Escalada entre Washington e Teerã, em meio a protestos no Irã, acende alerta no Golfo e eleva temores sobre preço do petróleo

As recentes ameaças dos Estados Unidos ao Irã, impulsionadas pela intensificação dos protestos contra o regime dos aiatolás e pelo discurso do presidente Donald Trump, reacendem temores de uma escalada regional no Oriente Médio. 

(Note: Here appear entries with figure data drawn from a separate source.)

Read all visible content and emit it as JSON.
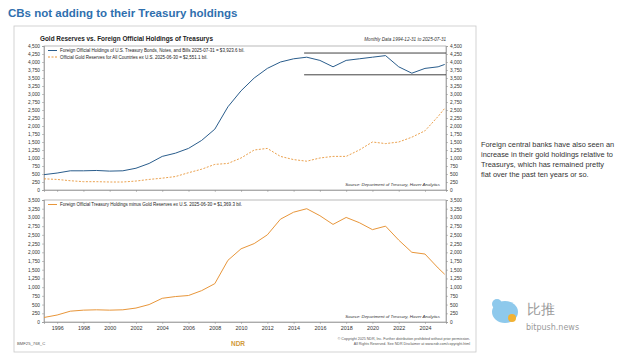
{
  "title": "CBs not adding to their Treasury holdings",
  "note": "Foreign central banks have also seen an increase in their gold holdings relative to Treasurys, which has remained pretty flat over the past ten years or so.",
  "footer": {
    "code": "BMF25_768_C",
    "copyright": "© Copyright 2025 NDR, Inc. Further distribution prohibited without prior permission.",
    "rights": "All Rights Reserved. See NDR Disclaimer at www.ndr.com/copyright.html",
    "logo": "NDR"
  },
  "watermark": {
    "name": "比推",
    "site": "bitpush.news"
  },
  "chart_data": [
    {
      "type": "line",
      "title": "Gold Reserves vs. Foreign Official Holdings of Treasurys",
      "subtitle": "Monthly Data 1994-12-31 to 2025-07-31",
      "source": "Source: Department of Treasury, Haver Analytics",
      "grid": false,
      "tick_labels": "y",
      "x": [
        1995,
        1996,
        1997,
        1998,
        1999,
        2000,
        2001,
        2002,
        2003,
        2004,
        2005,
        2006,
        2007,
        2008,
        2009,
        2010,
        2011,
        2012,
        2013,
        2014,
        2015,
        2016,
        2017,
        2018,
        2019,
        2020,
        2021,
        2022,
        2023,
        2024,
        2025,
        2025.5
      ],
      "xlim": [
        1995,
        2025.6
      ],
      "xticks": [
        1996,
        1998,
        2000,
        2002,
        2004,
        2006,
        2008,
        2010,
        2012,
        2014,
        2016,
        2018,
        2020,
        2022,
        2024
      ],
      "ylim": [
        0,
        4500
      ],
      "yticks": [
        0,
        250,
        500,
        750,
        {
          "value": 1000,
          "label": "1,000"
        },
        {
          "value": 1250,
          "label": "1,250"
        },
        {
          "value": 1500,
          "label": "1,500"
        },
        {
          "value": 1750,
          "label": "1,750"
        },
        {
          "value": 2000,
          "label": "2,000"
        },
        {
          "value": 2250,
          "label": "2,250"
        },
        {
          "value": 2500,
          "label": "2,500"
        },
        {
          "value": 2750,
          "label": "2,750"
        },
        {
          "value": 3000,
          "label": "3,000"
        },
        {
          "value": 3250,
          "label": "3,250"
        },
        {
          "value": 3500,
          "label": "3,500"
        },
        {
          "value": 3750,
          "label": "3,750"
        },
        {
          "value": 4000,
          "label": "4,000"
        },
        {
          "value": 4250,
          "label": "4,250"
        },
        {
          "value": 4500,
          "label": "4,500"
        }
      ],
      "series": [
        {
          "name": "Foreign Official Holdings of U.S. Treasury Bonds, Notes, and Bills 2025-07-31 = $3,923.6 bil.",
          "color": "#2a5d8c",
          "line_style": "solid",
          "values": [
            480,
            530,
            600,
            600,
            610,
            590,
            600,
            680,
            830,
            1050,
            1150,
            1300,
            1550,
            1900,
            2600,
            3100,
            3500,
            3800,
            4000,
            4100,
            4150,
            4050,
            3850,
            4050,
            4100,
            4150,
            4200,
            3850,
            3650,
            3800,
            3850,
            3923.6
          ]
        },
        {
          "name": "Official Gold Reserves for All Countries ex U.S. 2025-06-30 = $2,551.1 bil.",
          "color": "#e8963a",
          "line_style": "dashed",
          "values": [
            350,
            330,
            290,
            260,
            260,
            250,
            250,
            280,
            330,
            370,
            420,
            540,
            650,
            800,
            830,
            1000,
            1250,
            1300,
            1050,
            950,
            900,
            1000,
            1050,
            1050,
            1250,
            1500,
            1450,
            1500,
            1650,
            1850,
            2300,
            2551.1
          ]
        }
      ],
      "range_lines": [
        {
          "x": [
            2014.8,
            2025.6
          ],
          "y": 4280
        },
        {
          "x": [
            2014.8,
            2025.6
          ],
          "y": 3600
        }
      ]
    },
    {
      "type": "line",
      "source": "Source: Department of Treasury, Haver Analytics",
      "grid": false,
      "tick_labels": true,
      "x": [
        1995,
        1996,
        1997,
        1998,
        1999,
        2000,
        2001,
        2002,
        2003,
        2004,
        2005,
        2006,
        2007,
        2008,
        2009,
        2010,
        2011,
        2012,
        2013,
        2014,
        2015,
        2016,
        2017,
        2018,
        2019,
        2020,
        2021,
        2022,
        2023,
        2024,
        2025,
        2025.5
      ],
      "xlim": [
        1995,
        2025.6
      ],
      "xticks": [
        1996,
        1998,
        2000,
        2002,
        2004,
        2006,
        2008,
        2010,
        2012,
        2014,
        2016,
        2018,
        2020,
        2022,
        2024
      ],
      "ylim": [
        0,
        3500
      ],
      "yticks": [
        0,
        250,
        500,
        750,
        {
          "value": 1000,
          "label": "1,000"
        },
        {
          "value": 1250,
          "label": "1,250"
        },
        {
          "value": 1500,
          "label": "1,500"
        },
        {
          "value": 1750,
          "label": "1,750"
        },
        {
          "value": 2000,
          "label": "2,000"
        },
        {
          "value": 2250,
          "label": "2,250"
        },
        {
          "value": 2500,
          "label": "2,500"
        },
        {
          "value": 2750,
          "label": "2,750"
        },
        {
          "value": 3000,
          "label": "3,000"
        },
        {
          "value": 3250,
          "label": "3,250"
        },
        {
          "value": 3500,
          "label": "3,500"
        }
      ],
      "series": [
        {
          "name": "Foreign Official Treasury Holdings minus Gold Reserves ex U.S. 2025-06-30 = $1,369.3 bil.",
          "color": "#e8963a",
          "line_style": "solid",
          "values": [
            130,
            200,
            310,
            340,
            350,
            340,
            350,
            400,
            500,
            680,
            730,
            760,
            900,
            1100,
            1770,
            2100,
            2250,
            2500,
            2950,
            3150,
            3250,
            3050,
            2800,
            3000,
            2850,
            2650,
            2750,
            2350,
            2000,
            1950,
            1550,
            1369.3
          ]
        }
      ]
    }
  ]
}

O movimento ocorre em um cenário já fragilizado por tensões, disputas energéticas e pela centralidade do petróleo na equação estratégica global.

Protestos no Irã

  • Desde o fim de dezembro, o Irã enfrenta onda de manifestações que começou com queixas econômicas e rapidamente se transformou em protestos contra o governo.
  • A repressão já deixou milhares de mortos, segundo organizações internacionais, e levou Trump a adotar tom cada vez mais agressivo, com ameaças públicas de “reações muito enérgicas” caso o regime avance com execuções de manifestantes.
  • Nessa quarta-feira (14/1), o republicano adotou tom ameno após ameaças contra o governo Khamenei, alegando ter sido informado de que as “matanças” no Irã “estão parando”.

Pressão regional e temor no Golfo

Apesar da retórica de Washington, aliados árabes dos EUA no Golfo Pérsico tentam conter uma escalada militar.

Liderados pela Arábia Saudita, países como Omã e Catar vêm usando canais diplomáticos para advertir a Casa Branca de que uma tentativa de derrubar o regime iraniano teria efeitos colaterais severos, especialmente sobre o mercado de petróleo.

Segundo a imprensa internacional, autoridades da região alertaram que ataques ao Irã poderiam comprometer a navegação de petroleiros pelo Estreito de Ormuz.

Cerca de um quinto do petróleo consumido no mundo passa pelo Estreito, rota comercial estratégica que liga os principais produtores do Oriente Médio aos mercados da Ásia-Pacífico, da Europa e da América do Norte.

Um bloqueio, ainda que parcial, teria impacto imediato sobre os preços da commodity e sobre a estabilidade econômica global.

Regime fragilizado e precedente venezuelano

Para a professora Fernanda Brandão, coordenadora do curso de relações internacionais da Faculdade Mackenzie Rio, as ameaças norte-americanas surgem em um momento de vulnerabilidade inédita do regime iraniano.

“As ameaças dos Estados Unidos de uma possível intervenção no Irã vêm em um momento em que o regime dos aiatolás já se encontra bastante enfraquecido. Isso ocorre não apenas no campo militar, mas também no plano político, com a continuidade dos protestos e manifestações contrárias ao governo”.